Fonte: Collaço, 1888, p. 18.

Figura 1: Explicação de como efetuar a soma 

Os problemas iniciam somente depois da finalização das operações, em seção separada, como aplicação das operações, em que os números concretos são retomados, como a figura 2:

Fonte: Collaço, 1888, p. 42.

Figura 2: Problemas 

Podem-se classificar as abordagens consideradas, como características de um método tradicional de ensino: parte da definição de número, esboça poucos exemplos com números elevados, operações com números abstratos, seguidas de regras e sem exercícios.

Antonio Trajano14 - 1895

O livro de Trajano inicia com os algarismos arábicos e romanos como ponto de partida e logo a seguir apresenta uma Nota - “Os discípulos tendo lido os seguintes números, o professor dictará estes e outros, não excedendo a 100, para eles escreverem na pedra”. Trata-se dos primeiros exercícios15 - a escrita de números ditados pelo professor para, então, trazer a definição:

Antes de entrarmos no estudo da numeração, precisamos primeiro saber o que é quantidade, unidade e numero.

5. Quantidade é uma porção de alguma cousa que se pode pesar, medir ou contar. Uma quantidade de café póde ser pesada; uma quantidade de vinho póde ser medida com o litro; uma quantidade de panno póde ser medida com o metrô, e uma quantidade de laranjas póde ser contada.

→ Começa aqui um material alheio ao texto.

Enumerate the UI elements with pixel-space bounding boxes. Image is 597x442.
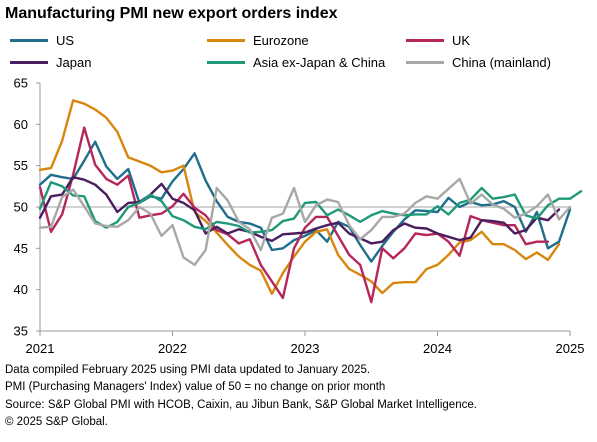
legend-label: Japan bbox=[56, 54, 92, 70]
y-tick-label: 40 bbox=[14, 282, 28, 297]
x-tick-label: 2022 bbox=[158, 341, 187, 356]
legend-item-eurozone: Eurozone bbox=[207, 30, 309, 50]
legend-item-asia-ex-japan-china: Asia ex-Japan & China bbox=[207, 52, 385, 72]
legend-item-japan: Japan bbox=[10, 52, 91, 72]
y-tick-label: 60 bbox=[14, 117, 28, 132]
legend-label: Eurozone bbox=[253, 32, 309, 48]
footnote-pmi-definition: PMI (Purchasing Managers' Index) value o… bbox=[5, 381, 386, 394]
footnote-data-compiled: Data compiled February 2025 using PMI da… bbox=[5, 364, 371, 376]
legend-item-uk: UK bbox=[406, 30, 470, 50]
series-line-uk bbox=[38, 126, 550, 304]
legend-swatch bbox=[207, 60, 245, 64]
footnote-source: Source: S&P Global PMI with HCOB, Caixin… bbox=[5, 398, 477, 411]
x-tick-label: 2024 bbox=[423, 341, 452, 356]
series-line-japan bbox=[38, 175, 561, 245]
y-tick-label: 35 bbox=[14, 324, 28, 339]
legend-label: US bbox=[56, 32, 75, 48]
legend-label: China (mainland) bbox=[452, 54, 551, 70]
legend-label: UK bbox=[452, 32, 471, 48]
y-tick-label: 45 bbox=[14, 241, 28, 256]
series-line-eurozone bbox=[38, 99, 561, 295]
line-chart: 35 40 45 50 55 60 65 2021 2022 2023 2024 2025 bbox=[14, 76, 585, 357]
legend-label: Asia ex-Japan & China bbox=[253, 54, 386, 70]
legend-swatch bbox=[406, 38, 444, 42]
y-tick-label: 50 bbox=[14, 200, 28, 215]
y-tick-label: 65 bbox=[14, 76, 28, 91]
legend-swatch bbox=[10, 38, 48, 42]
chart-legend: US Eurozone UK Japan Asia ex-Japan & China Ch… bbox=[10, 30, 595, 74]
series-line-asia-ex-japan-china bbox=[38, 180, 583, 234]
legend-swatch bbox=[207, 38, 245, 42]
legend-item-us: US bbox=[10, 30, 74, 50]
footnote-copyright: © 2025 S&P Global. bbox=[5, 416, 108, 429]
series-line-china-mainland bbox=[38, 177, 572, 267]
legend-swatch bbox=[406, 60, 444, 64]
legend-swatch bbox=[10, 60, 48, 64]
x-tick-label: 2025 bbox=[556, 341, 585, 356]
x-tick-label: 2023 bbox=[291, 341, 320, 356]
footnotes: Data compiled February 2025 using PMI da… bbox=[5, 362, 477, 432]
x-tick-label: 2021 bbox=[26, 341, 55, 356]
chart-title: Manufacturing PMI new export orders inde… bbox=[5, 5, 338, 22]
legend-item-china-mainland: China (mainland) bbox=[406, 52, 551, 72]
y-tick-label: 55 bbox=[14, 158, 28, 173]
series-line-us bbox=[38, 140, 572, 263]
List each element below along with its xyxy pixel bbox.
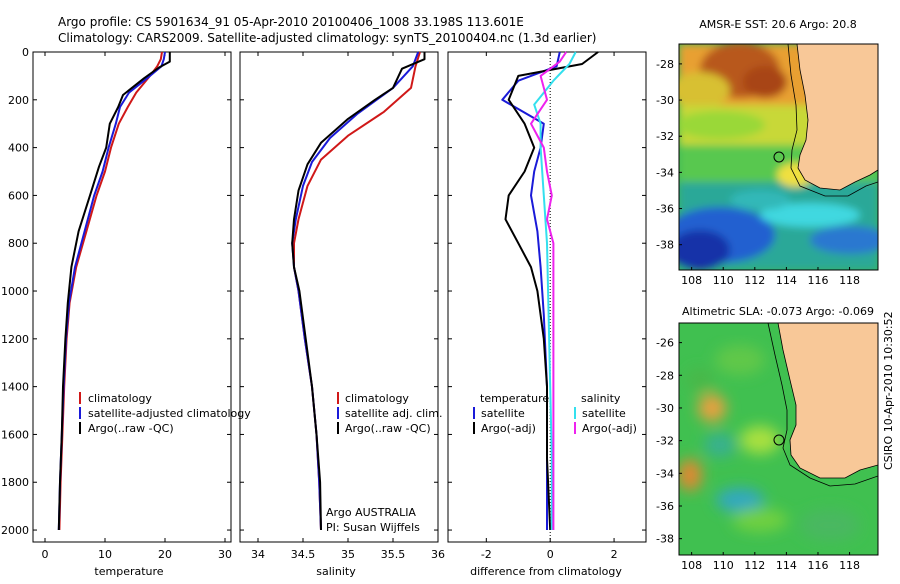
- temperature-xtick-label: 10: [98, 548, 112, 561]
- difference-xtick-label: -2: [481, 548, 492, 561]
- sla-map-latitude-label: -36: [656, 500, 674, 513]
- legend-label-climatology: climatology: [88, 392, 152, 405]
- sst-map-latitude-label: -38: [656, 239, 674, 252]
- salinity-series-argo-raw-qc: [291, 52, 426, 531]
- salinity-xlabel: salinity: [316, 565, 356, 578]
- temperature-legend: climatology satellite-adjusted climatolo…: [79, 392, 251, 435]
- sst-map-title: AMSR-E SST: 20.6 Argo: 20.8: [699, 18, 857, 31]
- depth-tick-label: 400: [8, 142, 29, 155]
- depth-tick-label: 1400: [1, 381, 29, 394]
- figure-title-line1: Argo profile: CS 5901634_91 05-Apr-2010 …: [58, 15, 524, 29]
- annotation-argo-australia: Argo AUSTRALIA: [326, 506, 416, 519]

6. Unidade significa uma só cousa, por onde se começa a contar as quantidades. Assim, 25 livros, a unidade é um livro; 18 vintens, a unidade é um vintém; 8 meninos, a unidade é um menino.

7. Numero é o que exprime quantas unidades contem uma quantidade. Em 38 barricas de farinha, a quantidade é toda aquella farinha; a unidade é barrica, e o numero das unidades ou barricas é 38

8. Os numeros se dividem em pares e impares, abstractos e concretos, primos e multiplos. [...] Numeros abstractos são os que não estão unidos a nome algum, como: 5, 20, 35, etc. Numeros concretos são os que estão unidos ao nome dos objetos para exprimir o seu numero, como: 5 livros, 20 pennas, 35 casas, etc. (TRAJANO, 1895, p. 6-7).

A definição de número é pautada em unidades e quantidades, explícita logo nas primeiras páginas, com destaque para a distinção entre números concretos e abstratos. Explica-se a organização das unidades, classes e ordens dos números e na página 8, o exemplo dado é 27938456875214, finalizando com a exposição da regra de como se deve ler um número. Uma segunda nota indica exercício similar ao primeiro, em que o professor dita os números, para o registro na pedra, porém, agora com valores que iniciam em 109 e chegam a 3875873893. Antes das operações, há uma seção de numeração das quantias em que se apresenta a moeda da época: real, mil réis e cento de réis, incluindo mais um exercício de leitura de quantias. Não há nesta primeira parte o uso de figuras ou ilustrações que exemplifiquem os números concretos, nem mesmo exercícios propostos aos alunos que façam referência a eles.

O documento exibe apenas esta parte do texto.